South America Calling

Argentine Farmers Plant Defensively

Argentine wheat and corn area will fall dramatically in 2015-16 amid political and economic uncertainties and rising costs that lead to tight margins.

The Buenos Aires Cereals Exchange estimates wheat area will fall by 16% in the current season, while corn area will drop by 15% and soybean acres will stay flat.

Heavy recent rains have created good soil moisture conditions in many regions, but flooding has inhibited wheat in some areas.

According to the AACREA farmer group, in terms of percentage of land planted in 2015-16, soybeans will account for 57%, up sharply from 47% last year; wheat will account for 11%, down from 14% in 2014; and corn for 17%, down from 25%.

With the leading candidates in Argentina's election not being drawn on whether or when grain export taxes may be reduced and the timing of a devaluation of the Argentine peso uncertain, farmers are being very cautious.

That's because without a bump from these two factors, margins look very tight with prices in the doldrums and costs on the rise.
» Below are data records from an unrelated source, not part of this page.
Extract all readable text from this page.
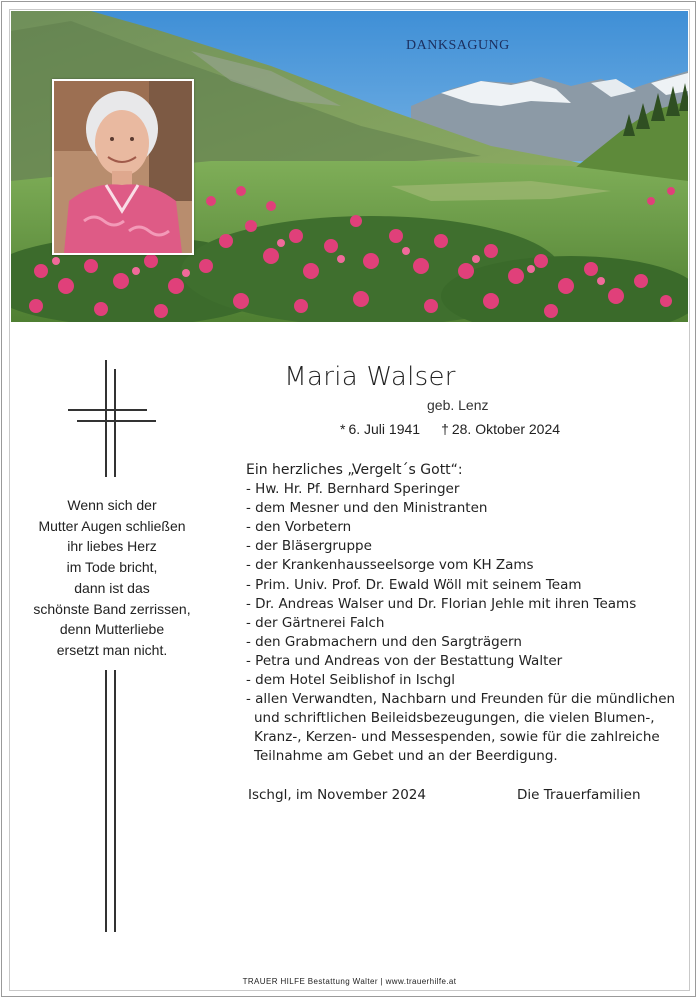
DANKSAGUNG
Wenn sich der
Mutter Augen schließen
ihr liebes Herz
im Tode bricht,
dann ist das
schönste Band zerrissen,
denn Mutterliebe
ersetzt man nicht.
Maria Walser
geb. Lenz
* 6. Juli 1941 † 28. Oktober 2024
Ein herzliches „Vergelt´s Gott“:
- Hw. Hr. Pf. Bernhard Speringer
- dem Mesner und den Ministranten
- den Vorbetern
- der Bläsergruppe
- der Krankenhausseelsorge vom KH Zams
- Prim. Univ. Prof. Dr. Ewald Wöll mit seinem Team
- Dr. Andreas Walser und Dr. Florian Jehle mit ihren Teams
- der Gärtnerei Falch
- den Grabmachern und den Sargträgern
- Petra und Andreas von der Bestattung Walter
- dem Hotel Seiblishof in Ischgl
- allen Verwandten, Nachbarn und Freunden für die mündlichen
und schriftlichen Beileidsbezeugungen, die vielen Blumen-,
Kranz-, Kerzen- und Messespenden, sowie für die zahlreiche
Teilnahme am Gebet und an der Beerdigung.
Ischgl, im November 2024	Die Trauerfamilien
TRAUER HILFE Bestattung Walter | www.trauerhilfe.at
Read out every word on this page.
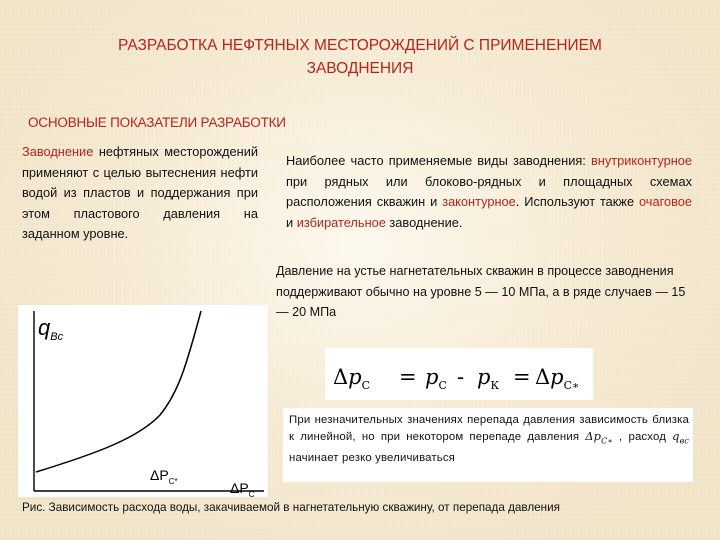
РАЗРАБОТКА НЕФТЯНЫХ МЕСТОРОЖДЕНИЙ С ПРИМЕНЕНИЕМ ЗАВОДНЕНИЯ
ОСНОВНЫЕ ПОКАЗАТЕЛИ РАЗРАБОТКИ
Заводнение нефтяных месторождений применяют с целью вытеснения нефти водой из пластов и поддержания при этом пластового давления на заданном уровне.
Наиболее часто применяемые виды заводнения: внутриконтурное при рядных или блоково-рядных и площадных схемах расположения скважин и законтурное. Используют также очаговое и избирательное заводнение.
Давление на устье нагнетательных скважин в процессе заводнения поддерживают обычно на уровне 5 — 10 МПа, а в ряде случаев — 15 — 20 МПа
$q_{Вс}$
$\Delta P_{C*}$	$\Delta P_C$
$\Delta p_С = p_С - p_К = \Delta p_{С∗}$
При незначительных значениях перепада давления зависимость близка к линейной, но при некотором перепаде давления $\Delta p_{С∗}$ , расход $q_{вс}$ начинает резко увеличиваться
Рис. Зависимость расхода воды, закачиваемой в нагнетательную скважину, от перепада давления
Some 88% of Argentine farmers believe the economic situation is worse than one year ago, said AACREA. Meanwhile, only 27% believe the situation will improve in the medium term, down from over 50% at the same time last year.

Overall, planting will fall by 11% with 37% of large commercial farms deciding to reduce area, while some 24% will reduce the level of technology employed

Some 73% of CREA associates polled said the financial position of their companies had deteriorated over the last years, some 10 percentage points higher than the year before.

Argentine farmers have been hurt in recent years by heavy export taxes, raging inflation and an artificially bolstered Argentine peso, which eats into their margins. They hoped leading presidential candidates would offer signs that the situation may improve in 2016. Unfortunately, the promises have been vague, thus far.